Le catalyseur, qui utilisait le molybdène métallique, a été décrit dans un article de 1990. Deux ans plus tard, un autre chimiste, Robert Grubbs, à Caltech, le troisième lauréat du prix, a créé un catalyseur utilisant le ruthénium. Bien qu'elle ne soit pas aussi active que celle de Schrock, la version de Grubbs pourrait être utilisée dans des conditions de tous les jours. La commodité des catalyseurs de Grubb a conduit à une utilisation généralisée.
Les catalyseurs résultant de leurs recherches sont devenus dominants dans de nombreux domaines de la chimie, explique Amir Hoveyda, professeur de chimie au Boston College. Pourtant, Hoveyda affirme que les applications de la technologie ne sont même pas réalisées à 5 à 10 %.
Pourtant, de nombreux composés précieux, y compris des médicaments potentiels contre l'hépatite C, les infections fongiques, la grippe et le sida, sont directement liés aux travaux des trois prix Nobel de chimie de cette année. En effet, au moins deux médicaments utilisant ce type de catalyseurs sont actuellement en phase avancée d'essais sur l'homme.
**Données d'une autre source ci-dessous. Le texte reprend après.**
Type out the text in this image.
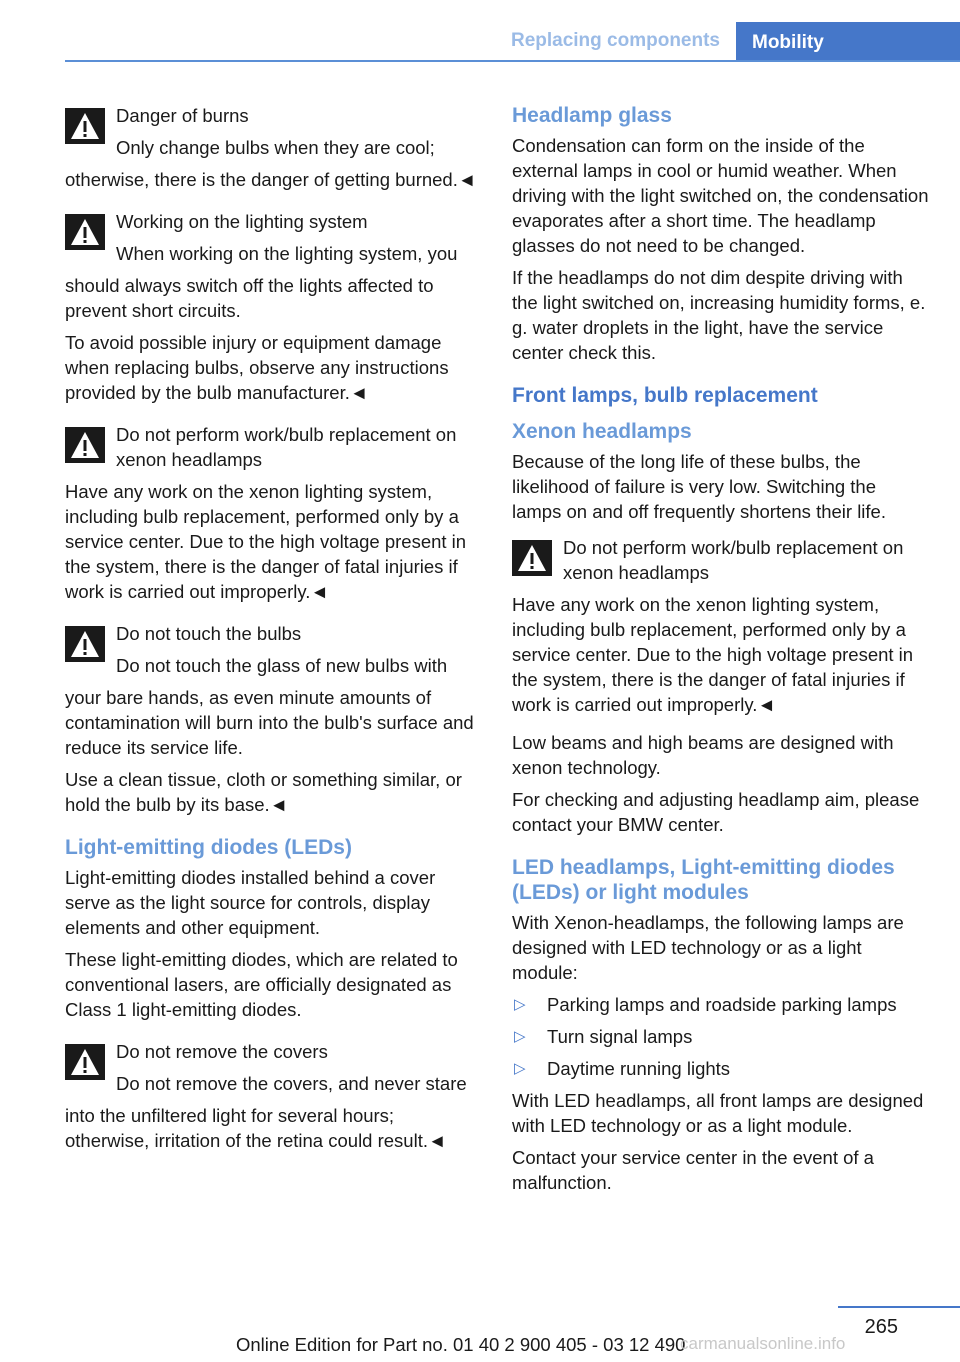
Replacing components	Mobility
Danger of burns
Only change bulbs when they are cool;

otherwise, there is the danger of getting burned.◄

Working on the lighting system
When working on the lighting system, you

should always switch off the lights affected to prevent short circuits.

To avoid possible injury or equipment damage when replacing bulbs, observe any instructions provided by the bulb manufacturer.◄

Do not perform work/bulb replacement on xenon headlamps

Have any work on the xenon lighting system, including bulb replacement, performed only by a service center. Due to the high voltage present in the system, there is the danger of fatal injuries if work is carried out improperly.◄

Do not touch the bulbs
Do not touch the glass of new bulbs with

your bare hands, as even minute amounts of contamination will burn into the bulb's surface and reduce its service life.

Use a clean tissue, cloth or something similar, or hold the bulb by its base.◄

Light-emitting diodes (LEDs)

Light-emitting diodes installed behind a cover serve as the light source for controls, display elements and other equipment.

These light-emitting diodes, which are related to conventional lasers, are officially designated as Class 1 light-emitting diodes.

Do not remove the covers
Do not remove the covers, and never stare

into the unfiltered light for several hours; otherwise, irritation of the retina could result.◄

Headlamp glass

Condensation can form on the inside of the external lamps in cool or humid weather. When driving with the light switched on, the condensation evaporates after a short time. The headlamp glasses do not need to be changed.

If the headlamps do not dim despite driving with the light switched on, increasing humidity forms, e. g. water droplets in the light, have the service center check this.

Front lamps, bulb replacement
Xenon headlamps

Because of the long life of these bulbs, the likelihood of failure is very low. Switching the lamps on and off frequently shortens their life.

Do not perform work/bulb replacement on xenon headlamps

Have any work on the xenon lighting system, including bulb replacement, performed only by a service center. Due to the high voltage present in the system, there is the danger of fatal injuries if work is carried out improperly.◄

Low beams and high beams are designed with xenon technology.

For checking and adjusting headlamp aim, please contact your BMW center.

LED headlamps, Light-emitting diodes (LEDs) or light modules

With Xenon-headlamps, the following lamps are designed with LED technology or as a light module:

▷	Parking lamps and roadside parking lamps
▷	Turn signal lamps
▷	Daytime running lights

With LED headlamps, all front lamps are designed with LED technology or as a light module.

Contact your service center in the event of a malfunction.

265
Online Edition for Part no. 01 40 2 900 405 - 03 12 490
carmanualsonline.info
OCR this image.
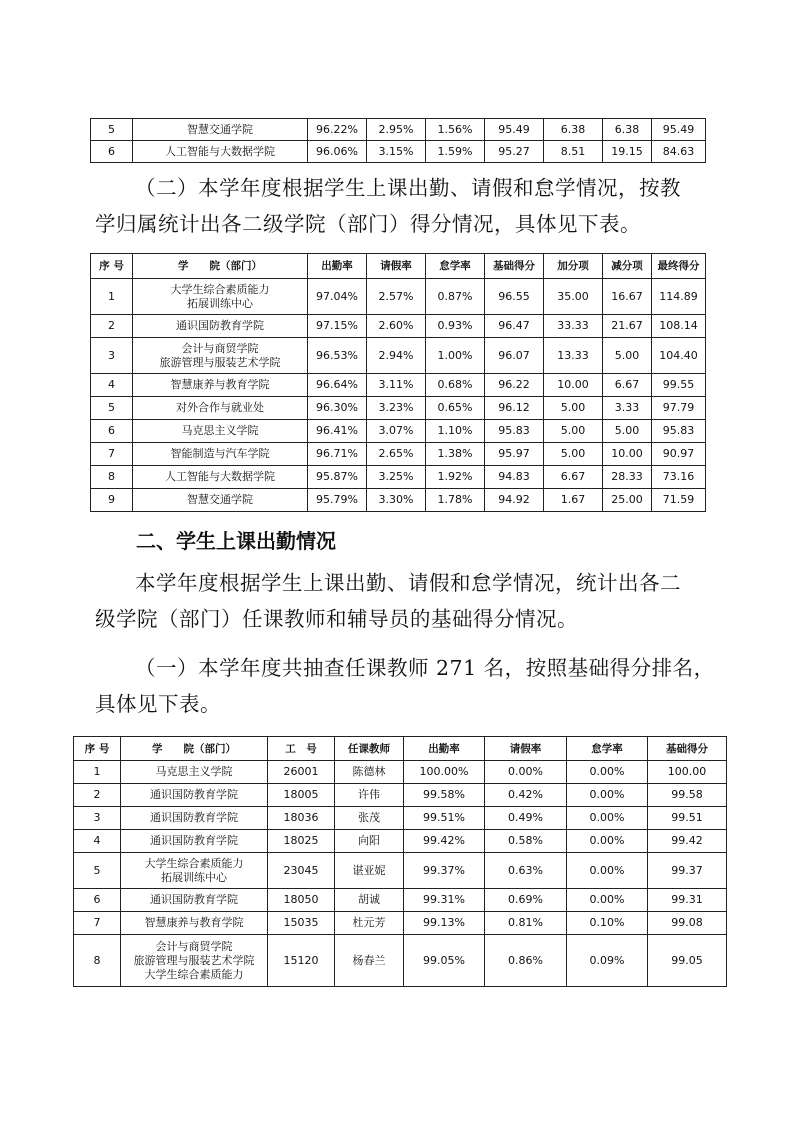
5	智慧交通学院	96.22%	2.95%	1.56%	95.49	6.38	6.38	95.49
6	人工智能与大数据学院	96.06%	3.15%	1.59%	95.27	8.51	19.15	84.63
（二）本学年度根据学生上课出勤、请假和怠学情况，按教
学归属统计出各二级学院（部门）得分情况，具体见下表。
序 号	学　　院（部门）	出勤率	请假率	怠学率	基础得分	加分项	减分项	最终得分
1	大学生综合素质能力
拓展训练中心	97.04%	2.57%	0.87%	96.55	35.00	16.67	114.89
2	通识国防教育学院	97.15%	2.60%	0.93%	96.47	33.33	21.67	108.14
3	会计与商贸学院
旅游管理与服装艺术学院	96.53%	2.94%	1.00%	96.07	13.33	5.00	104.40
4	智慧康养与教育学院	96.64%	3.11%	0.68%	96.22	10.00	6.67	99.55
5	对外合作与就业处	96.30%	3.23%	0.65%	96.12	5.00	3.33	97.79
6	马克思主义学院	96.41%	3.07%	1.10%	95.83	5.00	5.00	95.83
7	智能制造与汽车学院	96.71%	2.65%	1.38%	95.97	5.00	10.00	90.97
8	人工智能与大数据学院	95.87%	3.25%	1.92%	94.83	6.67	28.33	73.16
9	智慧交通学院	95.79%	3.30%	1.78%	94.92	1.67	25.00	71.59
二、学生上课出勤情况
本学年度根据学生上课出勤、请假和怠学情况，统计出各二
级学院（部门）任课教师和辅导员的基础得分情况。
（一）本学年度共抽查任课教师 271 名，按照基础得分排名，
具体见下表。
序 号	学　　院（部门）	工　号	任课教师	出勤率	请假率	怠学率	基础得分
1	马克思主义学院	26001	陈德林	100.00%	0.00%	0.00%	100.00
2	通识国防教育学院	18005	许伟	99.58%	0.42%	0.00%	99.58
3	通识国防教育学院	18036	张茂	99.51%	0.49%	0.00%	99.51
4	通识国防教育学院	18025	向阳	99.42%	0.58%	0.00%	99.42
5	大学生综合素质能力
拓展训练中心	23045	谌亚妮	99.37%	0.63%	0.00%	99.37
6	通识国防教育学院	18050	胡诚	99.31%	0.69%	0.00%	99.31
7	智慧康养与教育学院	15035	杜元芳	99.13%	0.81%	0.10%	99.08
8	会计与商贸学院
旅游管理与服装艺术学院
大学生综合素质能力	15120	杨春兰	99.05%	0.86%	0.09%	99.05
Les réactions rendues possibles avec les catalyseurs peuvent également être utilisées pour fabriquer des plastiques avancés, tels que des polymères électriquement conducteurs.
Pour de nombreuses réactions, les catalyseurs produits par Schrock et Grubbs ont conduit à des procédés de synthèse beaucoup plus efficaces. Ce sont les réactions les plus propres auxquelles vous puissiez faire face, explique Sarah Dolman, une récente diplômée du groupe Schrock, qui travaille maintenant chez Merck Frosst, une société pharmaceutique basée à Kirkland, au Canada.
Bien que ces catalyseurs aient prouvé leur valeur pratique et promettent de nombreuses autres applications, Schrock souligne que ces avancées sont toutes dues au fait que les scientifiques ont été autorisés à satisfaire leur propre curiosité. Ces découvertes initiales étaient le résultat de la recherche fondamentale, je ne savais pas où cela allait aller, a déclaré Schrock.